Vorsorglich wurden mehrere IWF-Mitarbeiter aus dem Gebäude gebracht. Erst am Mittwoch war in der Poststelle des Berliner Bundesfinanzministeriums ein gefährliches Paket mit einem explosiven Gemisch und scharfem Zünder entdeckt worden. Verletzt wurde niemand. Das sogenannte Blitzknallgemisch hätte jedoch laut Polizei beim Öffnen zu erheblichen Verletzungen führen können. Als Absender bekannte sich eine linksextremistische griechische Gruppierung.

Nach ersten Angaben handelte es sich beim IWF nicht um eine große Explosion. Die Kriminalpolizei und Sprengstoffexperten seien vor Ort, nähere Informationen gebe es noch nicht. Auch woher die Sendung kam, war noch unklar.

In Berlin war das Päckchen nach Polizeiangaben beim routinemäßigen Röntgen in der Poststelle des Ministeriums aufgefallen. Ob das Paket an Finanzminister Wolfgang Schäuble (CDU) adressiert war, wollte die Polizei aus ermittlungstaktischen Gründen nicht sagen. Die Bild-Zeitung und die B.Z. berichteten, es sei direkt an den Minister adressiert gewesen. Die Polizei ermittelt wegen Verstoßes gegen das Sprengstoffgesetz – gegen Unbekannt. Der "Knallsatz" sei vermutlich ein Eigenbau.

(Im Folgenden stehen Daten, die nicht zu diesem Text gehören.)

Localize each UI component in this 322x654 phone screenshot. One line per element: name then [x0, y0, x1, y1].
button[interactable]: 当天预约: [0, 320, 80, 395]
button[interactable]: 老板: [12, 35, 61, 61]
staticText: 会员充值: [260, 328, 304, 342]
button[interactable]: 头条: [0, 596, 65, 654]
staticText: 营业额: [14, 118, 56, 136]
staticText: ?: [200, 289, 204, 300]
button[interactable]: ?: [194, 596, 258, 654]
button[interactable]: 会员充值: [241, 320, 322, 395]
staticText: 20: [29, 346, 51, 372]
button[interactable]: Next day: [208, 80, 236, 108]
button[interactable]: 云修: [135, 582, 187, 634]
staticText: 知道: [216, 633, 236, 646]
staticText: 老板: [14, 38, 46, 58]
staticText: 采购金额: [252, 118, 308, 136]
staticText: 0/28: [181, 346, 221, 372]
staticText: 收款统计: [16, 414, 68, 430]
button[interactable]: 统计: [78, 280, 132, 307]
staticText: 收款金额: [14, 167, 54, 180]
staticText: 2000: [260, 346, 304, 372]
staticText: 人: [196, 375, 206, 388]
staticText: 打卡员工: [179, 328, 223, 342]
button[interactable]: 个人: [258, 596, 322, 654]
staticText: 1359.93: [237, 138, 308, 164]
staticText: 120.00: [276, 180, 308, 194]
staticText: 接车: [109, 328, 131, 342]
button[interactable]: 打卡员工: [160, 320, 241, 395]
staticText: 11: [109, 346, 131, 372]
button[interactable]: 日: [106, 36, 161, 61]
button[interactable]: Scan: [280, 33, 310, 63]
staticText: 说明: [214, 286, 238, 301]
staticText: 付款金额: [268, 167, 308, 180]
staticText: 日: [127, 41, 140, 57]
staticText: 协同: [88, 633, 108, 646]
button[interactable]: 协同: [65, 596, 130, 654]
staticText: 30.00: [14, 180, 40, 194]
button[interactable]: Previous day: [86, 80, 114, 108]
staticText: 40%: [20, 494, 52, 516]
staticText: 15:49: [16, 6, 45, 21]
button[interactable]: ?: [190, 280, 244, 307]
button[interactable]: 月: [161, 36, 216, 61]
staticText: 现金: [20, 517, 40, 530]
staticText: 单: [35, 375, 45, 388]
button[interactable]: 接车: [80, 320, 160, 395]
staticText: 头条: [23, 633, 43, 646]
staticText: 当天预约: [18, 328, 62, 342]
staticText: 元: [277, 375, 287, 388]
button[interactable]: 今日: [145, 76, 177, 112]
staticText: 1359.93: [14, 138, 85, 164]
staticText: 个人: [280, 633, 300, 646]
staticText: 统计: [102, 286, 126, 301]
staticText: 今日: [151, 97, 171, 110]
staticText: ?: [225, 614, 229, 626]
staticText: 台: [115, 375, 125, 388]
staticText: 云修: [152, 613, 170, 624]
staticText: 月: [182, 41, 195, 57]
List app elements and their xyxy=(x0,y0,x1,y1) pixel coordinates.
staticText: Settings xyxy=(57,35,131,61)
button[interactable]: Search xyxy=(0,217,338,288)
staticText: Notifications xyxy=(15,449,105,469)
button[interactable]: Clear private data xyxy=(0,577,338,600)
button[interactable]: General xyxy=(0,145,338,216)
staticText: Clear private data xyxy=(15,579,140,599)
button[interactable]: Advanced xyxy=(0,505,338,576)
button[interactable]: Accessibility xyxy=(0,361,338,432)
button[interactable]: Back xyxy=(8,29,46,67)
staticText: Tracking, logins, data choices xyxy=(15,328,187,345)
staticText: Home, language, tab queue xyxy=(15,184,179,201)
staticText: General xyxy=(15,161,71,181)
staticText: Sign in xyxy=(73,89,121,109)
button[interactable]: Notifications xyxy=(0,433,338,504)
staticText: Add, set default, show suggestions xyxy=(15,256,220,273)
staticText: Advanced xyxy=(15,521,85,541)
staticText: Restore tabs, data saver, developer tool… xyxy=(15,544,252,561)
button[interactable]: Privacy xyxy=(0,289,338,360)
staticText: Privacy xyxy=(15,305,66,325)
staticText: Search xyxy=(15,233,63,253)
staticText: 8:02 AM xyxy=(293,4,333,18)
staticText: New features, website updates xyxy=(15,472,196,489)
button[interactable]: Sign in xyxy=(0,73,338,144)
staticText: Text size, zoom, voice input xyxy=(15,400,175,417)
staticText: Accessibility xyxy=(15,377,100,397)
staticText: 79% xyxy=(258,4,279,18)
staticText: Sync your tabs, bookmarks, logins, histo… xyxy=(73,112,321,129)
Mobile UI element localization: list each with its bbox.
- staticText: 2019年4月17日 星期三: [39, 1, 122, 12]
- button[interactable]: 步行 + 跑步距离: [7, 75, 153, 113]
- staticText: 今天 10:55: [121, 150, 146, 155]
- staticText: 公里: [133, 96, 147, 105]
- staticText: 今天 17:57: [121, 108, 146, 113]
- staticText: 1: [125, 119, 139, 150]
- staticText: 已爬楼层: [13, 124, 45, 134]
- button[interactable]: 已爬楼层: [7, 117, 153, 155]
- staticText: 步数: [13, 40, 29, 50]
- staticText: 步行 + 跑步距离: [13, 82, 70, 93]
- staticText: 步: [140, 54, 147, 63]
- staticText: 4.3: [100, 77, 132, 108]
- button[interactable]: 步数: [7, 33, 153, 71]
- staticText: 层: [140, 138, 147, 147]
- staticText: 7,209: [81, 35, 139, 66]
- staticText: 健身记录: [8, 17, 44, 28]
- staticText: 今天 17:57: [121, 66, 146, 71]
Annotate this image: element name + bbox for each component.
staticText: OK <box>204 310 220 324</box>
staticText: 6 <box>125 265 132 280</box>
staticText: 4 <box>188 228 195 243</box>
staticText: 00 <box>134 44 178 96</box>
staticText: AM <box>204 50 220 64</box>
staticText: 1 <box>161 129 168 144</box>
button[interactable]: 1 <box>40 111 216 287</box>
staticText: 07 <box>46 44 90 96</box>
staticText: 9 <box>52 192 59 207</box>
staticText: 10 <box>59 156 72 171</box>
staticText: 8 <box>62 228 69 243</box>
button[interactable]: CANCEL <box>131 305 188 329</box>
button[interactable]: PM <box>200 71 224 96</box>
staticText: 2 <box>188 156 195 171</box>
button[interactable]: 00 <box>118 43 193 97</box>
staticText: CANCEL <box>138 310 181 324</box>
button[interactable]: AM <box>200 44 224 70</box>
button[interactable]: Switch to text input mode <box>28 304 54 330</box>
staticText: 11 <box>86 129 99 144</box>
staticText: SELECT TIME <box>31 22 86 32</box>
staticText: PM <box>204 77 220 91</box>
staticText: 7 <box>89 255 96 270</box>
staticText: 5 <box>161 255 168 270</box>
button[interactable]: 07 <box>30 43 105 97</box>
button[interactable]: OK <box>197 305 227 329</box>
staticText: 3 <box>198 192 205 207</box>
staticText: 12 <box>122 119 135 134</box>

Griechische linke Autonome wollen die Briefbombe an die Poststelle des Bundesfinanzministeriums geschickt haben. "Wir übernehmen die Verantwortung für die Entsendung der Paket-Attrappe an den Finanzminister Deutschlands", hieß es in einer Erklärung der Untergrundorganisation Konspiration der Feuerzellen.

Die Polizei äußerte sich zunächst nicht zu der Frage, ob das Bekennerschreiben echt sei. Die Autonomen erklärten sich in der Mitteilung solidarisch mit in Griechenland verurteilten Mitgliedern ihrer Organisation sowie anderer gleichgesinnter Organisationen im Ausland.